さらに、商品別で見てみると、No.1はサントリー、ウィスキー角瓶700ml、金額PI値491円、平均単価1,083円、カバー率96.2%である。No.2のニッカウヰスキー、ブラックニッカクリアブレンド700ml、金額PI値231円、平均単価716円、カバー率93.1%と比べても格段の差があり、断トツのトップである。以下、No.7までサントリーが続く。ベスト5まで見てみると、No.3サントリー、ウィスキー角瓶<黒43度>700ML、金額PI値120円、平均単価1,091円、カバー率78.5%、No.4ウィスキーオールド700ML、金額PI値116円、平均単価1,459円、カバー率82.6%、そして、No.5ウィスキー角瓶ジャンボボトル1.92L、金額PI値104円、平均単価2,750円、カバー率53.6%である。

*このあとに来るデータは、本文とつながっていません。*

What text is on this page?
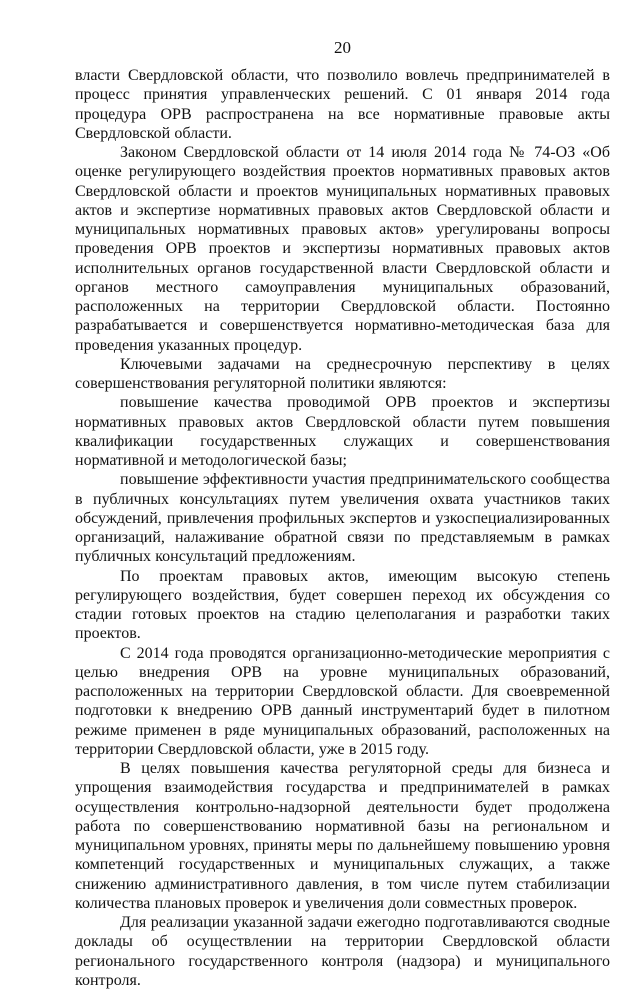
20

власти Свердловской области, что позволило вовлечь предпринимателей в процесс принятия управленческих решений. С 01 января 2014 года процедура ОРВ распространена на все нормативные правовые акты Свердловской области.

Законом Свердловской области от 14 июля 2014 года № 74-ОЗ «Об оценке регулирующего воздействия проектов нормативных правовых актов Свердловской области и проектов муниципальных нормативных правовых актов и экспертизе нормативных правовых актов Свердловской области и муниципальных нормативных правовых актов» урегулированы вопросы проведения ОРВ проектов и экспертизы нормативных правовых актов исполнительных органов государственной власти Свердловской области и органов местного самоуправления муниципальных образований, расположенных на территории Свердловской области. Постоянно разрабатывается и совершенствуется нормативно-методическая база для проведения указанных процедур.

Ключевыми задачами на среднесрочную перспективу в целях совершенствования регуляторной политики являются:

повышение качества проводимой ОРВ проектов и экспертизы нормативных правовых актов Свердловской области путем повышения квалификации государственных служащих и совершенствования нормативной и методологической базы;

повышение эффективности участия предпринимательского сообщества в публичных консультациях путем увеличения охвата участников таких обсуждений, привлечения профильных экспертов и узкоспециализированных организаций, налаживание обратной связи по представляемым в рамках публичных консультаций предложениям.

По проектам правовых актов, имеющим высокую степень регулирующего воздействия, будет совершен переход их обсуждения со стадии готовых проектов на стадию целеполагания и разработки таких проектов.

С 2014 года проводятся организационно-методические мероприятия с целью внедрения ОРВ на уровне муниципальных образований, расположенных на территории Свердловской области. Для своевременной подготовки к внедрению ОРВ данный инструментарий будет в пилотном режиме применен в ряде муниципальных образований, расположенных на территории Свердловской области, уже в 2015 году.

В целях повышения качества регуляторной среды для бизнеса и упрощения взаимодействия государства и предпринимателей в рамках осуществления контрольно-надзорной деятельности будет продолжена работа по совершенствованию нормативной базы на региональном и муниципальном уровнях, приняты меры по дальнейшему повышению уровня компетенций государственных и муниципальных служащих, а также снижению административного давления, в том числе путем стабилизации количества плановых проверок и увеличения доли совместных проверок.

Для реализации указанной задачи ежегодно подготавливаются сводные доклады об осуществлении на территории Свердловской области регионального государственного контроля (надзора) и муниципального контроля.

日経MJの記事の中ではハイボールの人気をいち早く突き止めたサントリーが、ハイボールの普及、そして、販促への取り組みを強化したことが功を奏したという内容である。確かに、家計調査データでも購入世帯の割合の増加がウィスキーの消費額を押し上げており、日経MJのグラフでもサントリーが1人勝ちの予想を呈している。さらに、商品別でも、ベスト7の内、断トツのNo.1を含む、6品がサントリーで占められている。ハイボールブームの兆候をいち早く見つけ出し、そのブームを本当のブームにまで育てた上げたサントリーの戦略の巧みさが光るといえよう。
ただ、家計調査データを見る限りでは、ウィスキーの伸び率がやや下がっている兆候も表れており、今後、新たな消費世帯を拡大することよりも、ウィスキーを消費し始めた新たな世帯のウィスキーの消費額をいかに高められるか、そのための、次の一手が重要な課題となろう。サントリーが、今後、どのようなウィスキーの販促を打ち出すか注目したい。